Janice pulls away, laying a kiss on my forehead. “We must leave, the sun will kill us if we stay much longer above ground.” Anguish laces his husky voice.
“Five minutes, I only want five minutes to enjoy this moment” I whisper back. Then my lips find his and our lovers dance begins again. I move with him our hands finding each other. I want to stay in this moment with the fire of the sun burning all our problems away.
My lips still and I snuggle into the hollow of his neck breathing in the scent of him. Janice’s knee’s give out and I struggle to hold him upright.
“I guess it’s time to go.” His voice is thick and labored.
I thrust my hand out in front of me. There before us is Puca’s barn, along with a few horses lingering about.
“When did you decide?” Janice inquires.
“When I saw your burnt hands. You injured yourself for me. You trusted me, the rest is a river in Egypt.” I pull him back into a standing position. Biting my lip, I stumble over my words. “What about you?”
He smiles. “When I saw you jump the first fence. You were fearless. Even after missing the second fence and I pulled you lose tearing your pants, you never gave up the fight.

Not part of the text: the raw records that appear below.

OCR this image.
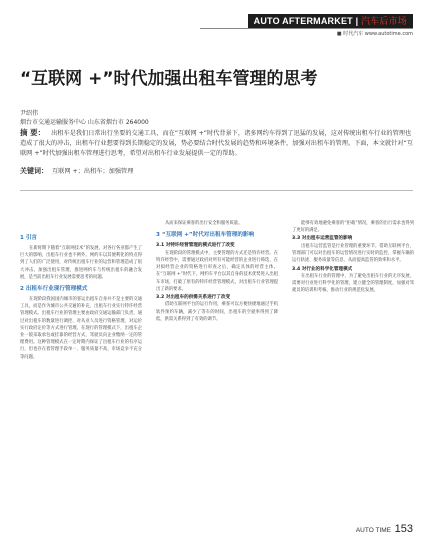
AUTO AFTERMARKET | 汽车后市场
■ 时代汽车 www.autotime.com
“互联网 +”时代加强出租车管理的思考
尹绍伟
烟台市交通运输服务中心 山东省烟台市 264000
摘 要： 出租车是我们日常出行坐要的交通工具，而在“互联网 +”时代背景下，诸多网约车得到了迅猛的发展，这对传统出租车行业的管理也造成了很大的冲击，出租车行业想要得到长期稳定的发展，势必要结合时代发展的趋势和环境条件，加强对出租车的管理。下面，本文就针对“互联网 +”时代加强出租车管理进行思考，希望对出租车行业发展提供一定的帮助。
关键词： 互联网 +；出租车；加强管理
1 引言

在新时期下随着“互联网技术”的发展，对各行各业都产生了巨大的影响，出租车行业也不例外。网约车以其便利化的特点得到了人们的广泛使用，对传统出租车行业的运营和管理造成了很大冲击。加强出租车管理，推进网约车与传统出租车的融合发展，是当前出租车行业发展需要思考的问题。

2 出租车行业现行管理模式

在现阶段我国国内城市的客运出租车自身并不是主要的交通工具，而是作为城市公共交通的补充，出租车行业实行特许经营管理模式。出租车行业的管理主要由政府交通运输部门负责，通过对出租车的数量进行调控、对从业人员进行资格管理、对运价实行政府定价等方式进行管理。在现行的管理模式下，出租车企业一般采取承包或挂靠的经营方式，驾驶员向企业缴纳一定的管理费用。这种管理模式在一定时期内保证了出租车行业的有序运行，但也存在着管理手段单一、服务质量不高、市场竞争不充分等问题。

从而来保证乘客的出行安全和服务质量。

3 “互联网 +”时代对出租车管理的影响
3.1 对特许经营管理的模式进行了改变

在现阶段的管理模式中，主要管理的方式还是特许经营。在特许经营中，需要通过政府对所有可能经营的企业进行筛选，在对拟经营企业的资格进行审查之后，确定具体的经营主体。在“互联网 +”时代下，网约车平台以其自身的技术优势进入出租车市场，打破了原有的特许经营管理模式，对出租车行业管理提出了新的要求。

3.2 对出租车的供需关系进行了改变

借助互联网平台的运行作用，乘客可以方便快捷地通过手机软件预约车辆，减少了等车的时间，出租车的空驶率得到了降低，供需关系得到了有效的调节。

能够有效地避免乘客的“拒载”情况，乘客的出行需求也得到了更好的满足。

3.3 对出租车运营监管的影响

出租车运营监管是行业管理的重要环节。借助互联网平台，管理部门可以对出租车的运营情况进行实时的监控，掌握车辆的运行轨迹、服务质量等信息，从而提高监管的效率和水平。

3.4 对行业的科学化管理模式

在出租车行业的管理中，为了避免出租车行业的无序发展，需要对行业进行科学化的管理，建立健全的管理制度，加强对驾驶员的培训和考核，推动行业的规范化发展。

AUTO TIME 153
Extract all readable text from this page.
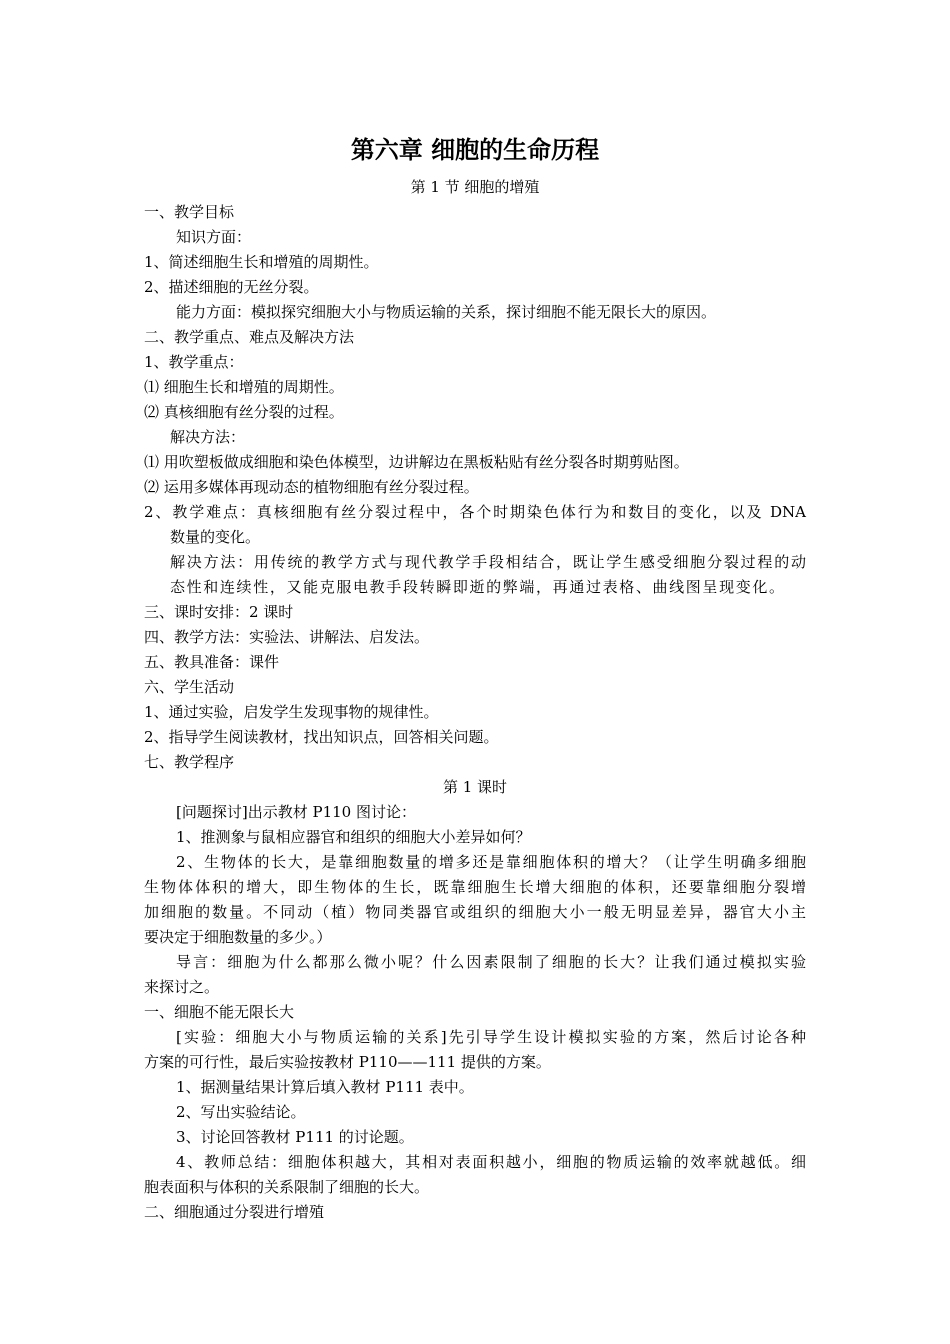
第六章 细胞的生命历程
第 1 节 细胞的增殖
一、教学目标
知识方面：
1、简述细胞生长和增殖的周期性。
2、描述细胞的无丝分裂。
能力方面：模拟探究细胞大小与物质运输的关系，探讨细胞不能无限长大的原因。
二、教学重点、难点及解决方法
1、教学重点：
⑴ 细胞生长和增殖的周期性。
⑵ 真核细胞有丝分裂的过程。
解决方法：
⑴ 用吹塑板做成细胞和染色体模型，边讲解边在黑板粘贴有丝分裂各时期剪贴图。
⑵ 运用多媒体再现动态的植物细胞有丝分裂过程。
2、教学难点：真核细胞有丝分裂过程中，各个时期染色体行为和数目的变化，以及 DNA
数量的变化。
解决方法：用传统的教学方式与现代教学手段相结合，既让学生感受细胞分裂过程的动
态性和连续性，又能克服电教手段转瞬即逝的弊端，再通过表格、曲线图呈现变化。
三、课时安排：2 课时
四、教学方法：实验法、讲解法、启发法。
五、教具准备：课件
六、学生活动
1、通过实验，启发学生发现事物的规律性。
2、指导学生阅读教材，找出知识点，回答相关问题。
七、教学程序
第 1 课时
[问题探讨]出示教材 P110 图讨论：
1、推测象与鼠相应器官和组织的细胞大小差异如何？
2、生物体的长大，是靠细胞数量的增多还是靠细胞体积的增大？（让学生明确多细胞
生物体体积的增大，即生物体的生长，既靠细胞生长增大细胞的体积，还要靠细胞分裂增
加细胞的数量。不同动（植）物同类器官或组织的细胞大小一般无明显差异，器官大小主
要决定于细胞数量的多少。）
导言：细胞为什么都那么微小呢？什么因素限制了细胞的长大？让我们通过模拟实验
来探讨之。
一、细胞不能无限长大
[实验：细胞大小与物质运输的关系]先引导学生设计模拟实验的方案，然后讨论各种
方案的可行性，最后实验按教材 P110——111 提供的方案。
1、据测量结果计算后填入教材 P111 表中。
2、写出实验结论。
3、讨论回答教材 P111 的讨论题。
4、教师总结：细胞体积越大，其相对表面积越小，细胞的物质运输的效率就越低。细
胞表面积与体积的关系限制了细胞的长大。
二、细胞通过分裂进行增殖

You saw the odds and never backed down, defiant to the core and beautiful.”
I pull us through to stand in front of Puca’s barn.
The slapping of skin meets us.
“Awe, good girl. I see you even brought your friend.” Puca’s twinkling, canary-colored eyes finish the picture of arrogance that made the man. He sashays from the paddock post to stand in front of us.
“You’re an asshole. You left us there knowing full well what would happen if I couldn’t get out.” I
raise my hand to smack him, but he catches my wrist and holds it in a vise grip.
“Fae don’t teach the human way. You will learn or die. What do you think the challenges are about? We are teaching you. Life is not safe; I cannot and will not coddle you. There is too much at stake. You are not the only one with something of value to lose. No matter what choice I make there will be a loss,” Puca’s yellow eyes glow with a sun-like brilliance.
Our faceoff does Janice no good as he slumps against me. Puca whistles and one of his horses canter over.
“This is Horatio,” Puca informs me, all the while running his fingers up and down the diamond between the big hazel eyes. “Horatio will take Janice to my home, where he will be safe.” Then Puca hums a ditty, placing Janice on the stallion’s back.
Janice leans over and our lips meet for a quick kiss.
Puca pats Horatio on his hindquarters and the horse moves away with
Puca holding my arm, keeping me in check. I flash him a fierce snarl.
“Trust me, granddaughter. He will be safe. We must return before you are missed. They will bring you one final meal. Tomorrow begins the race to the throne.” Puca releases my arm, only to shove me through a new portal.
The hardwood floor meets my ass, bruising my tailbone. I hop up into a fighting stance. Puca steps through, waving me off.
“Stop doing that and maybe I could get five minutes to trust you,” I grumble.
“Don’t leave the confines of this room. Deston will be alerted to your status. Only the princes know where the final race will be held, so only they can take you there. Deston must arrive with you.” He waltzes around the room and bathroom only to shift on his heels by the window. Gazing into the dimming twilight of Fae, I watch as his Fae marking slowly takes on their glow, a light gray tone. I should have known it would be his color— so much about him is black or on the gray scale.